Option 2c: Penalization

Finally, using each \({\mathrm{ERS}}\), we also explored two additional multivariate mediation methods: (1) pathway lasso22, and (2) high-dimensional mediation analysis using a joint significance test for mediation effect21. These methods evaluate specific pairs of \({\mathrm{ERS}}\) and mediators to compare and differentiate group-level findings from sparse mediation effects of individual mediators. Both of these comparative methods deploy the models denoted in Eqs. (6) and (7).

Pathway lasso introduces a penalty parameter on the product of indirect effects and performs shrinkage and selection to identify pairs of \({\mathrm{ERS}}\) and single mediators that have the most robust mediation pathway.

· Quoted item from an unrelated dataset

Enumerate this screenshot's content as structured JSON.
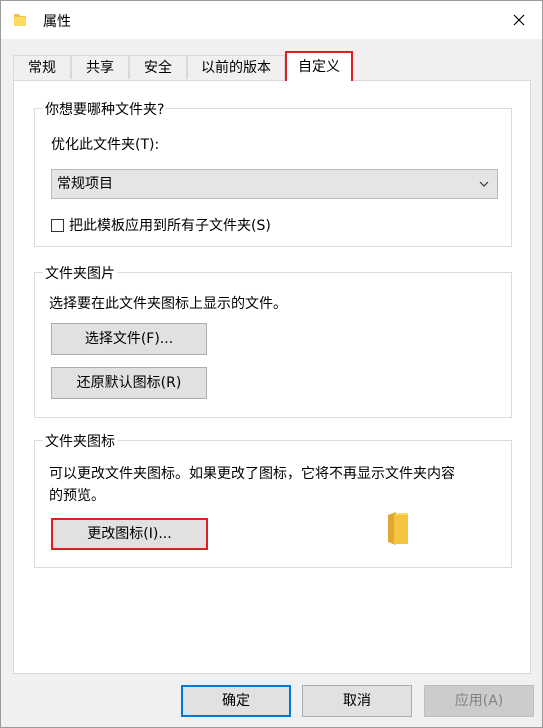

We applied the joint significance test for high-dimensional mediation analysis using the hima package (version 1.0.7). Hima applies the minimax concave penalty (MCP) to regularize the coefficients estimated in Eqs. (6) and (7) and identify important mediating pathways21. Subsequently, hima conducts a joint significance test based on the MCP-penalized coefficients, resulting in adjusted p-values accounting for multiple comparisons using either the Benjamini Hochberg or Bonferroni method.

Sensitivity analyses

In addition to the dimension reduction approach with population value decomposition, we also explored a sparse principal components mediation analysis method52. In this approach, all mediators are evaluated simultaneously to construct individual mediator vectors similar to Eq. (9). Individual sparse principal components were modeled as mediators using Eqs. (1) and (2). We also evaluated correlations between sparse principal components and individual mediators to evaluate their contribution to the newly constructed components.

To evaluate the robustness of our proposed analytical approach toward the assumptions that we defined earlier, including sequential ignorability, we recommend deploying three additional sensitivity analyses. First, we leverage the medsens function within the mediation package (version 4.5.0). This sensitivity analysis simulates the change in the natural indirect effect as a function of a sensitivity parameter, ρ, which is representative of unmeasured confounders influencing the variation in the mediator and outcome models53. Another sensitivity analysis that we recommend is the calculation of an E-value to evaluate the vulnerability of adjusted mediation models to unmeasured confounding. To calculate this parameter, we used the EValue package (version 3.0.9) and focused only on our final model of phthalate risk score and the \({\mathrm{MGE}}_{\mathrm{i}}\) created from using all mediators simultaneously. In this setting, with a continuous outcome variable, we utilized the risk ratio approximation approach for standardized outcome variables54. A third sensitivity analysis that can be leveraged is the evaluation of the difference in mediation effect signal with the agnostic combination of all covariates in every unique combination. For six covariates in our study, that results in the evaluation of 63 unique covariate combinations.